I took a break from the rushes to call Lorna. Usually the bouts of exhaustion that she suffers pass in a few hours, and I wanted to check that she had recovered after she left my birthday dinner in Father Joe’s arms.

“I’m fine, thank you,” she said in her determinedly upbeat way, “completely back to normal.” But I could tell there was something wrong, and I asked what it was.

“Joe’s gone back, that’s all,” she said.

“I see. Well . . .”

“I don’t want to talk about it now. I just can’t.”

We said good-bye.

Sal called to me from the office. He was at his desk, reading something off the computer screen.

“Look at this. Fred Sevi’s in the shit,” he said. “The minicab driver who reported taking him home from Elephant and Castle now says that he was paid to say that. The driver’s called Paul Dreyer. He says he never saw Sevi before Sevi walked into the minicab offices on January eleventh and asked for a cab to Barnet. On the way he struck up a conversation and offered a payment of five hundred pounds if Dreyer said he’d had him in his cab the night before.”

“Why would the driver change his story now?”

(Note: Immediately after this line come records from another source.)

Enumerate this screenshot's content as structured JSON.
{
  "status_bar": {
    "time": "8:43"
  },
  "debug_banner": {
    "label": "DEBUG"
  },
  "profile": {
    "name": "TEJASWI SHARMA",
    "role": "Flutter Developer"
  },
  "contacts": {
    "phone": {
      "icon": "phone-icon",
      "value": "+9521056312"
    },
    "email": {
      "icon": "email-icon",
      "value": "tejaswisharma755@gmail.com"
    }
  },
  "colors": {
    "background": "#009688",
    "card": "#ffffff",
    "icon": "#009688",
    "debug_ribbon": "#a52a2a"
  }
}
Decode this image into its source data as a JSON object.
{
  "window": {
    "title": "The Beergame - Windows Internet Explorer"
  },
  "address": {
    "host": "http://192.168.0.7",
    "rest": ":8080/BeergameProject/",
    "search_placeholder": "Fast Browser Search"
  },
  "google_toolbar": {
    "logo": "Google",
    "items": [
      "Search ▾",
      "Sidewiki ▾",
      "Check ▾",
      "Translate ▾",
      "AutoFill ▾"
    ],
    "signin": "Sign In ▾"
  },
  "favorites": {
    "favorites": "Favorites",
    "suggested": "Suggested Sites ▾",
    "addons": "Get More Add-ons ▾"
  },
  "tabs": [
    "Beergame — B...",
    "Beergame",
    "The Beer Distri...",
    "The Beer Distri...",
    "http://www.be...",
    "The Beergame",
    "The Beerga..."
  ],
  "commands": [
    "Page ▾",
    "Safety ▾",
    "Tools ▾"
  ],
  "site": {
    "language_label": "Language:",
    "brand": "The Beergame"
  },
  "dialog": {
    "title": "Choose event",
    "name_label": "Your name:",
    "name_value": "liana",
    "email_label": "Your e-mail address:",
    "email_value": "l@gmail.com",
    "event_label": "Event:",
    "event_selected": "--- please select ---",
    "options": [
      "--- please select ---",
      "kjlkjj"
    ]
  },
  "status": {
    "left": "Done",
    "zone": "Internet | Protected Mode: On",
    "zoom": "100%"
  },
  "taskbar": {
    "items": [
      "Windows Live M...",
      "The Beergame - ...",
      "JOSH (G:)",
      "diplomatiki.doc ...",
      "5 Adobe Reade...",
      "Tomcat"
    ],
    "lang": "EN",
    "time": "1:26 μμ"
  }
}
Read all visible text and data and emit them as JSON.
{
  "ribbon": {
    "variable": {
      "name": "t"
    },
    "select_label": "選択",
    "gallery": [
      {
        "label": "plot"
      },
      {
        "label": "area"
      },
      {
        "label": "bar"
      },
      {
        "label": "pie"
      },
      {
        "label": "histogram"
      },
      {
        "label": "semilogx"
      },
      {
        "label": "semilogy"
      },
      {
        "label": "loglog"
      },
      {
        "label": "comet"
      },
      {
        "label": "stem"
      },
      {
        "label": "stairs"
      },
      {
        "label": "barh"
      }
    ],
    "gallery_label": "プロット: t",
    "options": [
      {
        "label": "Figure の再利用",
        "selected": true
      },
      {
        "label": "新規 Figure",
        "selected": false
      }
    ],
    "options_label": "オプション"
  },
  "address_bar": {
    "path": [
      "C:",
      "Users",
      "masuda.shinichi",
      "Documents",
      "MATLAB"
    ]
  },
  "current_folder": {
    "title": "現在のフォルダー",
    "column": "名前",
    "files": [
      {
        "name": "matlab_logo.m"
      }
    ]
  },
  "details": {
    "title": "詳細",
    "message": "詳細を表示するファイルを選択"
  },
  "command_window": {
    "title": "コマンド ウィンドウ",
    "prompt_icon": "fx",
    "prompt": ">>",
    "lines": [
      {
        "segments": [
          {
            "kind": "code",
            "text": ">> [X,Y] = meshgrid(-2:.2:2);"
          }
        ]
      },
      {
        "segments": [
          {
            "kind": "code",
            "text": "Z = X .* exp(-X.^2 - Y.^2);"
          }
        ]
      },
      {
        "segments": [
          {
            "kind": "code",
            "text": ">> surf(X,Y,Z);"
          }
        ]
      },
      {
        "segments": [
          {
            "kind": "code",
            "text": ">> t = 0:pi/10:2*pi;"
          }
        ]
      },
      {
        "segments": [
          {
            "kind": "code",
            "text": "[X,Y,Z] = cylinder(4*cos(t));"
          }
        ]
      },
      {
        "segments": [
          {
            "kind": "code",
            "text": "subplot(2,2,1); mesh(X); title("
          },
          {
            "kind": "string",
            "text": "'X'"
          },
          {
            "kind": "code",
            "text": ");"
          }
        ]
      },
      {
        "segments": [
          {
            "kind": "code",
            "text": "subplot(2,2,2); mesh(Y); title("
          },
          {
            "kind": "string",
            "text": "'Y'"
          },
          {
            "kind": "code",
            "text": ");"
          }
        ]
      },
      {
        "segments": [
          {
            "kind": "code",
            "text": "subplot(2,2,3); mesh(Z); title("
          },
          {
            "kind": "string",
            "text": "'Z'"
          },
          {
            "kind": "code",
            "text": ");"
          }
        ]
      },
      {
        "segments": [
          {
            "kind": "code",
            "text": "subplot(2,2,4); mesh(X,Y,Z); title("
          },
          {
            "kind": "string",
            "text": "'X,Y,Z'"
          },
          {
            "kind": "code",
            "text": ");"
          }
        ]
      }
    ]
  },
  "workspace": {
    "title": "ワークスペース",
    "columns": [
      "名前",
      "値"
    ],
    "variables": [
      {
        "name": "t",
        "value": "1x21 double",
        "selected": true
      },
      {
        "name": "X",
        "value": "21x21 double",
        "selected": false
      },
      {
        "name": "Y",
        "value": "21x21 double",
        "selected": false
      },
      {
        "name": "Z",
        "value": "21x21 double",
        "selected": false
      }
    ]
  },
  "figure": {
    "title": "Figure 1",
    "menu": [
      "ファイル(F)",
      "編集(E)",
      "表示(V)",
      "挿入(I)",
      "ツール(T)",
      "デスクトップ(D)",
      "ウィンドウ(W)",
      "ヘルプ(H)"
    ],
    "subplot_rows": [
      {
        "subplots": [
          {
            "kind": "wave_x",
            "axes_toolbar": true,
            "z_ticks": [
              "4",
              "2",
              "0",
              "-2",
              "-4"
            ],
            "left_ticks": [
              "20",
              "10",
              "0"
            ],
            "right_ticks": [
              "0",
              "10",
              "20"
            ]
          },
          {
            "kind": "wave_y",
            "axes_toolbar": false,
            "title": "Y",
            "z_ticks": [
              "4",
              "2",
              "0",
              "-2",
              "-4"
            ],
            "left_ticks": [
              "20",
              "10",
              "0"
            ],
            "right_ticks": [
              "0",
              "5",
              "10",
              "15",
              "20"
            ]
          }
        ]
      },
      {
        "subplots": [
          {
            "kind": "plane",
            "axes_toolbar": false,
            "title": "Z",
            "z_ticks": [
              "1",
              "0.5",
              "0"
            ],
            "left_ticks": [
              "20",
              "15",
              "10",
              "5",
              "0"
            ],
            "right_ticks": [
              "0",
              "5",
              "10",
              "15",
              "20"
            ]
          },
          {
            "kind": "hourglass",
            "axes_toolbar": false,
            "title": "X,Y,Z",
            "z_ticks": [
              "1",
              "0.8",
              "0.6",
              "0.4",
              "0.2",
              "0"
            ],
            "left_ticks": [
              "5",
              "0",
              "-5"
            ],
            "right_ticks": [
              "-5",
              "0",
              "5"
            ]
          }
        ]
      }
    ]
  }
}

Sal turned away from the screen and swung around on his chair. “Perhaps he got scared?”

I sat down opposite Sal, thinking it through.

“The only reason for Sevi to fabricate an alibi would be because he had something to hide,” I said slowly. I knew I was stating the obvious. And of course both Sal and I knew the next logical leap, that he was guilty of something. If you have nothing to hide, why hide? But these were the same arguments I had found myself making about Mike.

“Well?” Sal was excited by the news.

I found myself speechless, shook my head, shrugged.

“Well?” he demanded again.

“Well, I don’t know,” I said, throwing up my hands. “We’re going round in circles here. I feel like you do, but it’s exactly what we were saying about Mike. Why would Mike lie about knowing Melanie if he’s not guilty of something? And we don’t even know she hasn’t just flipped and run off.”

Sal’s face soured. He didn’t like me throwing cold water on him.

There was a long, tense silence.

“I’m going home,” I said.

“PC Plod waiting for you, is he?”

“Yes,” I said. “As a matter of fact, he is.”